— Mais cette étrange entrée en matière de M. Jacob Meyer touchant l'Eskualdunak et les premiers Robinsons basques?…

— Mon oncle n'a été que le canal. Je fus l'amorce. Il fallait vous gagner à tout prix pour tâcher d'obtenir, grâce à vous, de l'inflexible M. Passerose, l'autorisation d'entrer librement dans le flanc de la colline. Nous savions que vous rejetteriez avec dédain toute offre de participer avec nous au partage du contenu du coffre, car c'est bien d'un coffre qu'il s'agit. Il se trouve à une distance (conversion au système décimal actuel) de soixante-cinq mètres trente-deux centimètres de l'entrée, le long de la paroi droite, et à un mètre vingt-six centimètres de profondeur. Il a été déposé là, durant la Terreur, par un Antoine Passerose, ascendant du propriétaire actuel, et qui gagna la Hollande pour se soustraire à la guillotine qui allait se déclencher à Bayonne. Il émigra après avoir confié à un sans-culotte de façade, pour le remettre à qui de droit, la paix revenue, le plan détaillé des lieux. Le sans-culotte, devenu suspect, fut décapité sans qu'Antoine Passerose, décédé en Hollande, eût pu s'enquérir du trésor et du document. Celui-ci avait été remis par le condamné, au moment qu'il allait monter dans la charrette, à un prêtre qui l'oublia dans son bréviaire avant de mourir d'indigestion. Le pieux livre passa aux mains des bric-à-brac de la Synagogue et, dès que mon oncle Jacob Meyer s'en fut rendu acquéreur, il songea bien à informer les héritiers légitimes en leur réclamant ce qui lui revenait pour une telle découverte. Mais sa rapacité l'emportant sur sa conscience, il n'en fit rien, voulant être seul possesseur du trésor qui monte, en pièces d'or, en argent, en pierres et perles, à plus de cent mille pistoles. Et il m'a fait jurer sur les éclairs du Sinaï que je n'en réclamerais pas une obole, qu'il ne m'eût couché sur son testament et qu'il ne fût entré dans le sein d'Abraham. Et même, il ne me confiait son secret que par l'absolue nécessité où il était d'exploiter mon génie poétique afin de peser sur vous dont il connaissait les goûts. Il les partage, il est vrai, ceux du moins de la pêche et de la poésie.

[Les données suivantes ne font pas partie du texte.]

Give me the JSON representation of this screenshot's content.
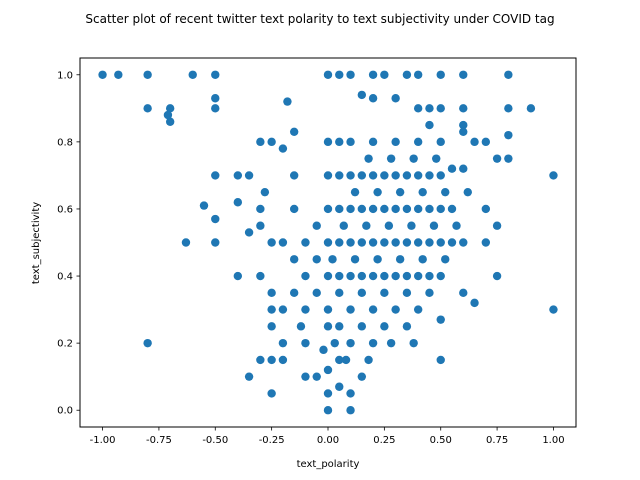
{
  "chart_data": {
    "type": "scatter",
    "title": "Scatter plot of recent twitter text polarity to text subjectivity under COVID tag",
    "xlabel": "text_polarity",
    "ylabel": "text_subjectivity",
    "xlim": [
      -1.1,
      1.1
    ],
    "ylim": [
      -0.05,
      1.05
    ],
    "xticks": [
      "-1.00",
      "-0.75",
      "-0.50",
      "-0.25",
      "0.00",
      "0.25",
      "0.50",
      "0.75",
      "1.00"
    ],
    "yticks": [
      "0.0",
      "0.2",
      "0.4",
      "0.6",
      "0.8",
      "1.0"
    ],
    "grid": false,
    "marker_color": "#1f77b4",
    "series": [
      {
        "points": [
          [
            -1.0,
            1.0
          ],
          [
            -0.93,
            1.0
          ],
          [
            -0.8,
            1.0
          ],
          [
            -0.6,
            1.0
          ],
          [
            -0.5,
            1.0
          ],
          [
            -0.5,
            0.93
          ],
          [
            -0.5,
            0.9
          ],
          [
            -0.8,
            0.9
          ],
          [
            -0.7,
            0.9
          ],
          [
            -0.7,
            0.86
          ],
          [
            -0.71,
            0.88
          ],
          [
            -0.8,
            0.2
          ],
          [
            -0.63,
            0.5
          ],
          [
            -0.5,
            0.5
          ],
          [
            -0.5,
            0.7
          ],
          [
            -0.55,
            0.61
          ],
          [
            -0.5,
            0.57
          ],
          [
            -0.4,
            0.4
          ],
          [
            -0.3,
            0.4
          ],
          [
            -0.35,
            0.1
          ],
          [
            -0.3,
            0.15
          ],
          [
            -0.25,
            0.05
          ],
          [
            -0.25,
            0.15
          ],
          [
            -0.2,
            0.15
          ],
          [
            -0.2,
            0.2
          ],
          [
            -0.4,
            0.7
          ],
          [
            -0.35,
            0.7
          ],
          [
            -0.3,
            0.8
          ],
          [
            -0.25,
            0.8
          ],
          [
            -0.2,
            0.78
          ],
          [
            -0.3,
            0.6
          ],
          [
            -0.3,
            0.55
          ],
          [
            -0.35,
            0.53
          ],
          [
            -0.4,
            0.62
          ],
          [
            -0.28,
            0.65
          ],
          [
            -0.25,
            0.5
          ],
          [
            -0.2,
            0.5
          ],
          [
            -0.25,
            0.35
          ],
          [
            -0.25,
            0.3
          ],
          [
            -0.25,
            0.25
          ],
          [
            -0.2,
            0.3
          ],
          [
            -0.18,
            0.92
          ],
          [
            -0.15,
            0.83
          ],
          [
            -0.15,
            0.7
          ],
          [
            -0.15,
            0.6
          ],
          [
            -0.15,
            0.45
          ],
          [
            -0.12,
            0.25
          ],
          [
            -0.1,
            0.1
          ],
          [
            -0.1,
            0.2
          ],
          [
            0.0,
            1.0
          ],
          [
            0.05,
            1.0
          ],
          [
            0.1,
            1.0
          ],
          [
            0.2,
            1.0
          ],
          [
            0.25,
            1.0
          ],
          [
            0.35,
            1.0
          ],
          [
            0.4,
            1.0
          ],
          [
            0.5,
            1.0
          ],
          [
            0.6,
            1.0
          ],
          [
            0.8,
            1.0
          ],
          [
            0.15,
            0.94
          ],
          [
            0.2,
            0.93
          ],
          [
            0.3,
            0.93
          ],
          [
            0.4,
            0.9
          ],
          [
            0.45,
            0.9
          ],
          [
            0.5,
            0.9
          ],
          [
            0.6,
            0.9
          ],
          [
            0.65,
            0.8
          ],
          [
            0.7,
            0.8
          ],
          [
            0.8,
            0.9
          ],
          [
            0.9,
            0.9
          ],
          [
            0.6,
            0.85
          ],
          [
            0.6,
            0.83
          ],
          [
            0.8,
            0.82
          ],
          [
            0.8,
            0.75
          ],
          [
            0.75,
            0.75
          ],
          [
            0.7,
            0.6
          ],
          [
            0.75,
            0.55
          ],
          [
            0.7,
            0.5
          ],
          [
            0.75,
            0.4
          ],
          [
            0.6,
            0.35
          ],
          [
            0.65,
            0.32
          ],
          [
            0.5,
            0.27
          ],
          [
            0.5,
            0.15
          ],
          [
            1.0,
            0.7
          ],
          [
            1.0,
            0.3
          ],
          [
            0.0,
            0.0
          ],
          [
            0.1,
            0.0
          ],
          [
            0.1,
            0.05
          ],
          [
            0.05,
            0.07
          ],
          [
            0.0,
            0.12
          ],
          [
            0.0,
            0.05
          ],
          [
            0.15,
            0.1
          ],
          [
            0.2,
            0.2
          ],
          [
            0.1,
            0.2
          ],
          [
            0.05,
            0.15
          ],
          [
            -0.05,
            0.1
          ],
          [
            0.0,
            0.3
          ],
          [
            0.1,
            0.3
          ],
          [
            0.2,
            0.3
          ],
          [
            0.3,
            0.3
          ],
          [
            0.4,
            0.3
          ],
          [
            0.0,
            0.4
          ],
          [
            0.05,
            0.4
          ],
          [
            0.1,
            0.4
          ],
          [
            0.15,
            0.4
          ],
          [
            0.2,
            0.4
          ],
          [
            0.25,
            0.4
          ],
          [
            0.3,
            0.4
          ],
          [
            0.35,
            0.4
          ],
          [
            0.4,
            0.4
          ],
          [
            0.45,
            0.4
          ],
          [
            0.5,
            0.4
          ],
          [
            0.0,
            0.5
          ],
          [
            0.05,
            0.5
          ],
          [
            0.1,
            0.5
          ],
          [
            0.15,
            0.5
          ],
          [
            0.2,
            0.5
          ],
          [
            0.25,
            0.5
          ],
          [
            0.3,
            0.5
          ],
          [
            0.35,
            0.5
          ],
          [
            0.4,
            0.5
          ],
          [
            0.45,
            0.5
          ],
          [
            0.5,
            0.5
          ],
          [
            0.55,
            0.5
          ],
          [
            0.6,
            0.5
          ],
          [
            0.0,
            0.6
          ],
          [
            0.05,
            0.6
          ],
          [
            0.1,
            0.6
          ],
          [
            0.15,
            0.6
          ],
          [
            0.2,
            0.6
          ],
          [
            0.25,
            0.6
          ],
          [
            0.3,
            0.6
          ],
          [
            0.35,
            0.6
          ],
          [
            0.4,
            0.6
          ],
          [
            0.45,
            0.6
          ],
          [
            0.5,
            0.6
          ],
          [
            0.55,
            0.6
          ],
          [
            0.0,
            0.7
          ],
          [
            0.05,
            0.7
          ],
          [
            0.1,
            0.7
          ],
          [
            0.15,
            0.7
          ],
          [
            0.2,
            0.7
          ],
          [
            0.25,
            0.7
          ],
          [
            0.3,
            0.7
          ],
          [
            0.35,
            0.7
          ],
          [
            0.4,
            0.7
          ],
          [
            0.45,
            0.7
          ],
          [
            0.5,
            0.7
          ],
          [
            0.55,
            0.72
          ],
          [
            0.6,
            0.72
          ],
          [
            0.0,
            0.8
          ],
          [
            0.05,
            0.8
          ],
          [
            0.1,
            0.8
          ],
          [
            0.2,
            0.8
          ],
          [
            0.3,
            0.8
          ],
          [
            0.4,
            0.8
          ],
          [
            0.45,
            0.85
          ],
          [
            0.5,
            0.8
          ],
          [
            -0.05,
            0.35
          ],
          [
            -0.05,
            0.45
          ],
          [
            -0.05,
            0.55
          ],
          [
            -0.1,
            0.4
          ],
          [
            -0.1,
            0.5
          ],
          [
            -0.1,
            0.3
          ],
          [
            -0.15,
            0.35
          ],
          [
            0.0,
            0.25
          ],
          [
            0.05,
            0.25
          ],
          [
            0.15,
            0.25
          ],
          [
            0.25,
            0.25
          ],
          [
            0.35,
            0.25
          ],
          [
            0.05,
            0.35
          ],
          [
            0.15,
            0.35
          ],
          [
            0.25,
            0.35
          ],
          [
            0.35,
            0.35
          ],
          [
            0.45,
            0.35
          ],
          [
            0.02,
            0.45
          ],
          [
            0.12,
            0.45
          ],
          [
            0.22,
            0.45
          ],
          [
            0.32,
            0.45
          ],
          [
            0.42,
            0.45
          ],
          [
            0.52,
            0.45
          ],
          [
            0.07,
            0.55
          ],
          [
            0.17,
            0.55
          ],
          [
            0.27,
            0.55
          ],
          [
            0.37,
            0.55
          ],
          [
            0.47,
            0.55
          ],
          [
            0.57,
            0.55
          ],
          [
            0.12,
            0.65
          ],
          [
            0.22,
            0.65
          ],
          [
            0.32,
            0.65
          ],
          [
            0.42,
            0.65
          ],
          [
            0.52,
            0.65
          ],
          [
            0.62,
            0.65
          ],
          [
            0.18,
            0.75
          ],
          [
            0.28,
            0.75
          ],
          [
            0.38,
            0.75
          ],
          [
            0.48,
            0.75
          ],
          [
            0.08,
            0.15
          ],
          [
            0.18,
            0.15
          ],
          [
            0.28,
            0.2
          ],
          [
            0.38,
            0.2
          ],
          [
            0.03,
            0.2
          ],
          [
            -0.02,
            0.18
          ]
        ]
      }
    ]
  }
}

— Vos Robinsons basques, dis-je alors avec une amabilité d'autant plus sincère que j'étais au fond touché d'une amende aussi honorable, et que je sentais Eliézer mortifié, sont des plus ravissants caprices que l'on puisse rêver — que dis-je? que vous m'avez fait rêver, apprenez-le maintenant, dans le cimetière d'Ascain.

Le pauvre homme se laissa glisser du lit où il était demeuré assis. Il faisait pitié, paraissait à bout de force après cet aveu.

Il rouvrit la porte, tituba dans le corridor, rentra à reculons dans sa chambre où, sans ajouter un mot, les yeux fixes, il se déshabilla et se recoucha.


Ce n'est qu'alors que je compris qu'Eliézer était un hystérique somnambule, qui disait la vérité en dormant, et qu'il venait d'être victime d'une de ces crises que le plus grand ancêtre de Freud affirme se produire chez certains sujets, après l'absorption d'écrevisses qui les forcent de marcher comme elles.

LES FIANÇAILLES DE ROLAND ET D'AUDE

Le lendemain matin, à l'heure du café au lait, je compris qu'Eliézer, inconscient du phénomène nocturne dont il avait été victime, avait récupéré vis-à-vis de moi toute sa discrète mais arrogante supériorité.

Je jubilais en moi-même de me trouver en possession du secret de l'oncle et du neveu, sans que ni l'un ni l'autre s'en doutât. Leur farce intéressée se retournait contre eux. J'avais, pour moi, tout à coup, ce que l'on pourrait nommer : les rieurs de l'invisible.